Associate Professor of Law, Sandra Day O’Connor College of Law at Arizona State University; Associate Deputy Director, Academy for Justice. 

22 Feb 2024

Rape law has a consent problem. The topic of sexual consent predominates any discussion of rape law, both doctrinally and socially. It is now widely taken as axiomatic that nonconsensual sex is paradigmatic of rape. But consent is in fact a deeply contested concept, as recent debates over affirmative consent have demonstrated. Grounding rape law in sexual nonconsent has also proven both over- and under-inclusive, too often leaving the law inadequate to vindicate some sexual harms and distorted in attempts to reach others. Moreover, the very structure of consent arguably reinforces problematic gender roles in sexual relations. Increasingly, the concept of consent is being questioned by scholars, who desire a rape law that more accurately refects the lived experience of both victims and perpetrators.

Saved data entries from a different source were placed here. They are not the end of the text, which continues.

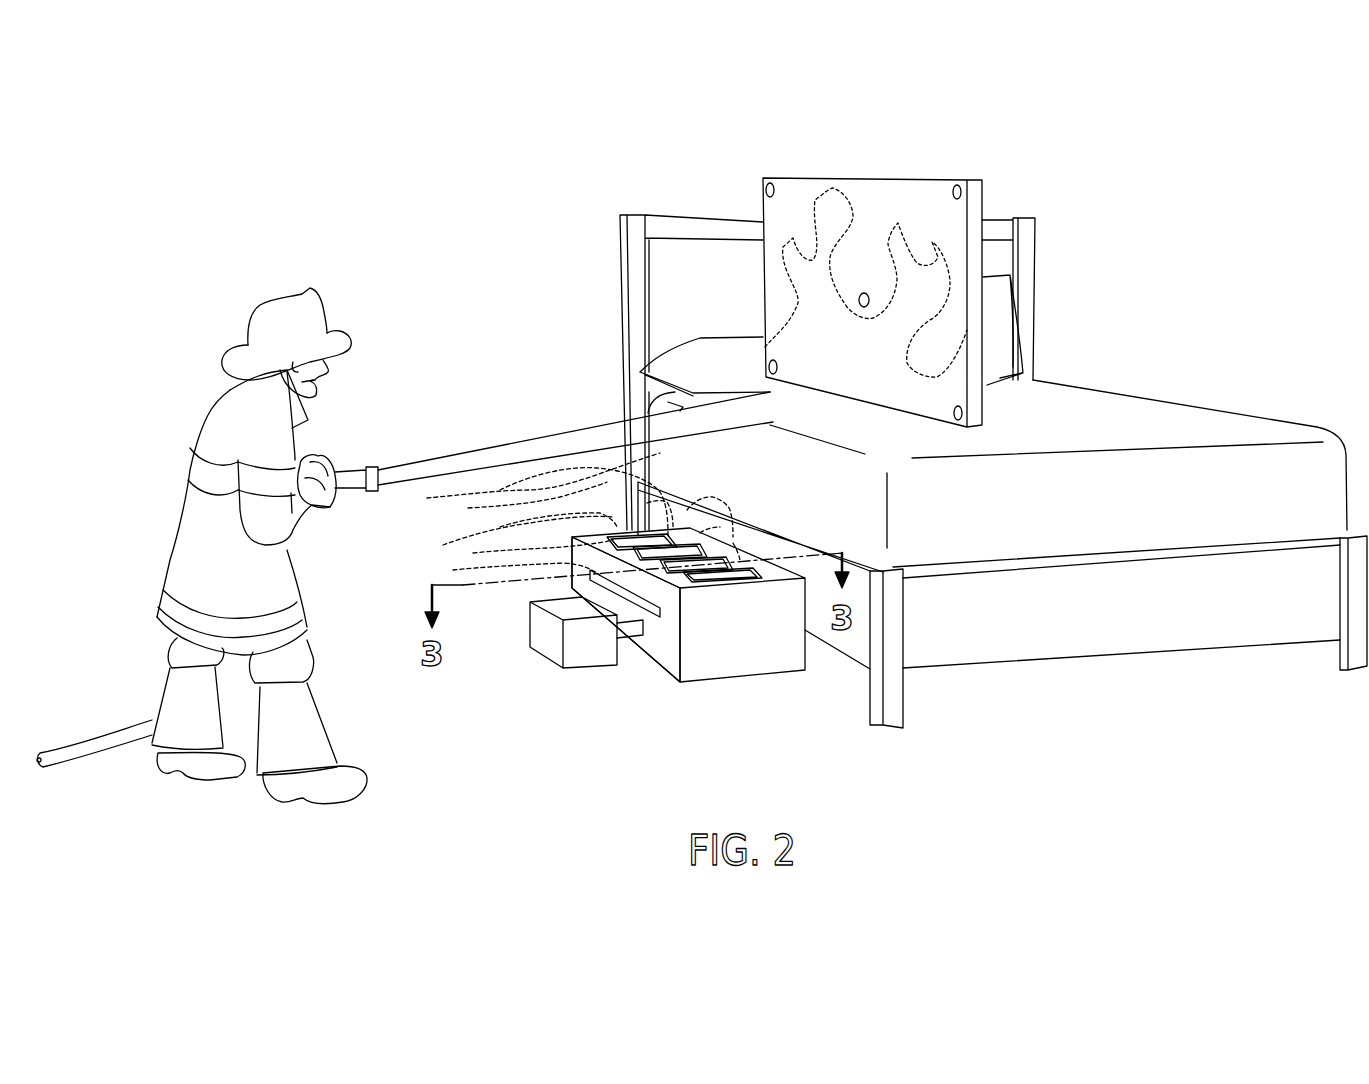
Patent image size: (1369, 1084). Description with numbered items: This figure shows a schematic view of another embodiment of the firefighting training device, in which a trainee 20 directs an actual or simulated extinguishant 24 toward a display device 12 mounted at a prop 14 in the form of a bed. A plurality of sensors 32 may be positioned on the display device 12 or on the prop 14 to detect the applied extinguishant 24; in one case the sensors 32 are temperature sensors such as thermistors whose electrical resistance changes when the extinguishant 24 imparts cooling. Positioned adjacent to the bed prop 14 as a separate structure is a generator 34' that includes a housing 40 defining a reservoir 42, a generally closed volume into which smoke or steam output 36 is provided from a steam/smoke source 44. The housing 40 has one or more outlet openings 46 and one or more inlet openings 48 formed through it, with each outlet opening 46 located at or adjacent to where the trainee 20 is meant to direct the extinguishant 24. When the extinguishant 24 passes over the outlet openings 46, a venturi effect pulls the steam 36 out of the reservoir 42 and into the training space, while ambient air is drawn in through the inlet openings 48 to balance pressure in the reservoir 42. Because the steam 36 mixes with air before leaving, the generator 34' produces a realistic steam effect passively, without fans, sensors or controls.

The display device 12 is at (810, 187).
The prop 14 is at (1154, 417).
The trainee 20 is at (175, 500).
The extinguishant 24 is at (530, 438).
The sensors 32 is at (862, 292).
The generator 34' is at (654, 595).
The steam 36 is at (480, 492).
The housing 40 is at (705, 668).
The reservoir 42 is at (667, 643).
The steam/smoke source 44 is at (553, 650).
The outlet openings 46 is at (682, 550).
The inlet openings 48 is at (662, 608).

This Article proposes a new grounding for U.S. rape law— not as a matter of consent, but as a matter of human dignity. Human dignity has been perhaps the premier value in both political and moral thought over the past two centuries. As the Article documents, dignity’s relatively straightforward moral imperative—respect for persons—has a long tradition of being operationalized legally, making it ripe for use as the basis of a criminal prohibition. Building upon both federal and state efforts to combat the indignities of sex trafficking, the Article outlines a proposed framework for punishing as rape the infliction of indignity through certain means of compelling sex, namely force, fraud, and coercion.